El pobre Ken

7 03 2011
  • El novio de Barbie cumple medio siglo…
  • …Y los sociólogos lo consideran una metáfora de la deriva masculina

¿Se imaginan ser Ken? Con el cuello ancho, sin genitales, siempre repeinado, amable y soso, gregario, condenado a soportar al cisne blanco de Barbie durante tantos años… Tantos años como 50, que son los que acaba de cumplir Ken Handler, el novio de la muñeca de Mattel, el hombre que fue creado a partir de la costilla de su mujer.

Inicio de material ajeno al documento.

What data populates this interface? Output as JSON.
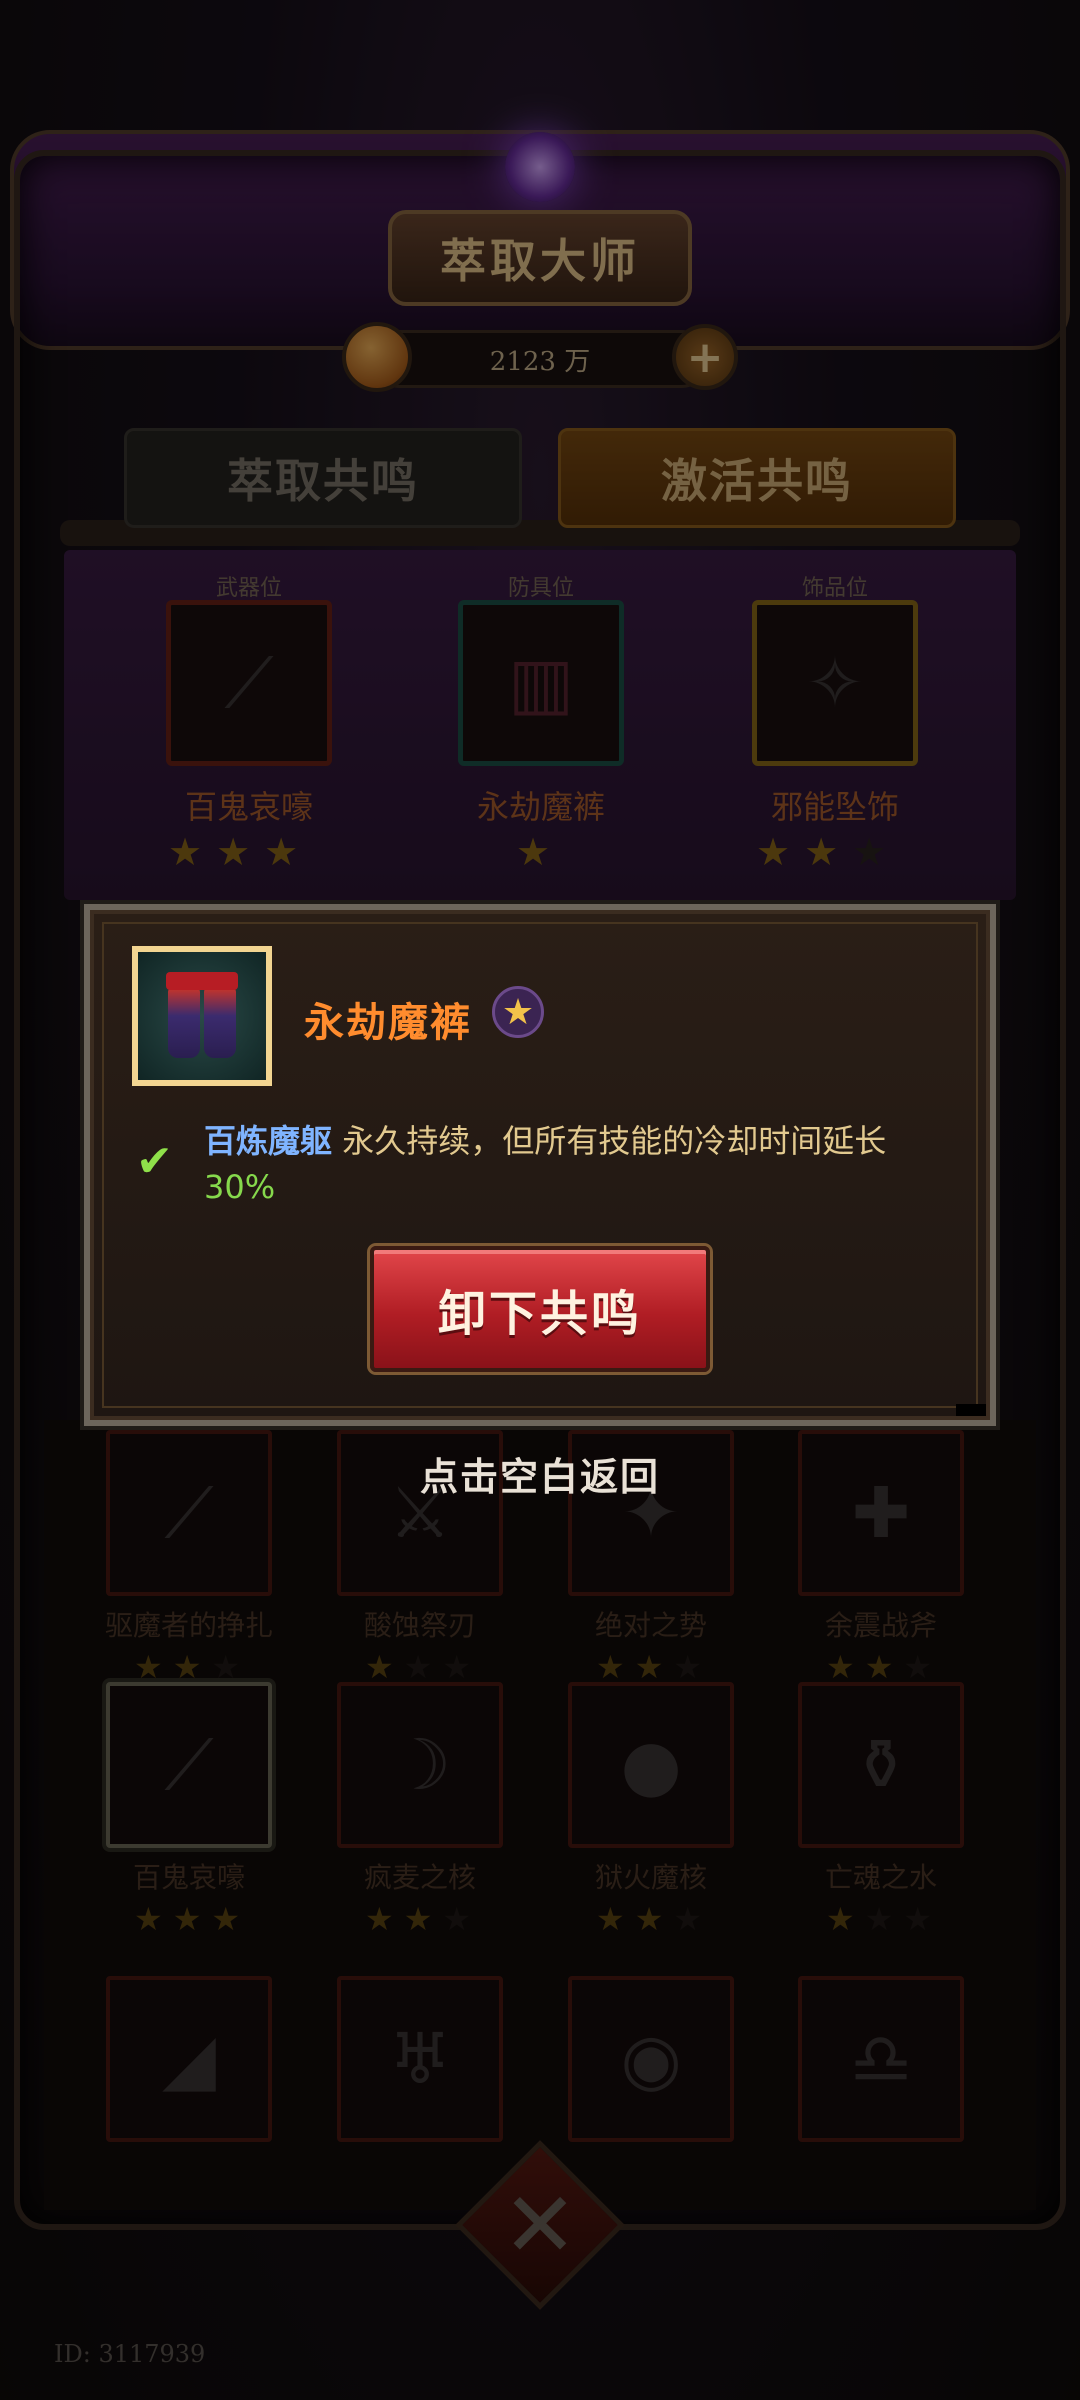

El aniversario está siendo celebrado con un puñado de textos periodísticos más o menos festivos. Hay dos líneas argumentales: por un lado, se narra la vida del Dennis Thatcher de los muñecos a partir de los momentos más pintorescos de su biografía: sus constantes cambios de trabajo (40 oficios se le cuentan además de mucho ‘dolce far niente’); sus dudas homoeróticas en los años 90; la interrupción de su relación con Barbie la década pasada, su reconciliación; su aparición en Toy Story 3… Nada especialmente heroico.

La otra línea es la que intenta hacer ciencias sociales a partir de los 50 años de vida del muchacho. Tiene su gracia. El álbum de fotos de Ken, para empezar, sirve para hacer una historia de la moda masculina del último medio siglo: aires ‘high school’ en los 60, pantalones de campana y chaquetas de pana en los 70, trajes minimalistas después… Hasta llegar a los Ken de las últimas generaciones, sabiamente diversificados. Por un lado, chicos guapetes y coquetos que visten camisetas entalladas y vaqueros pitillos; y por el otro, algún Ken barbado, vestido de negro, con un casco de moto, casi contracultural. ¿Un Ken Harley Davidson?

A partir de ahí, podemos especular con la suerte del hombre moderno. En ‘The smart set’, Greg Beato recuerda que el primer Kent parecía un gandul para el que todos los días son sábado y todas las noches había una cita. Con los años, el personaje adquirió un perfil más activo y adulto, casi autosuficiente. Sin embargo, los Ken de los últimos años parecen otra vez más jóvenes e insustanciales. Como unos estudiantes universitarios que, en vez de estudiar, se pasaran el día en un Pull & Bear. Beato sostiene que esa evolución es una imagen de la desdicha de la condición masculina, cada vez más blandengue. El Ken de la Harley, según su tesis, es la última esperanza.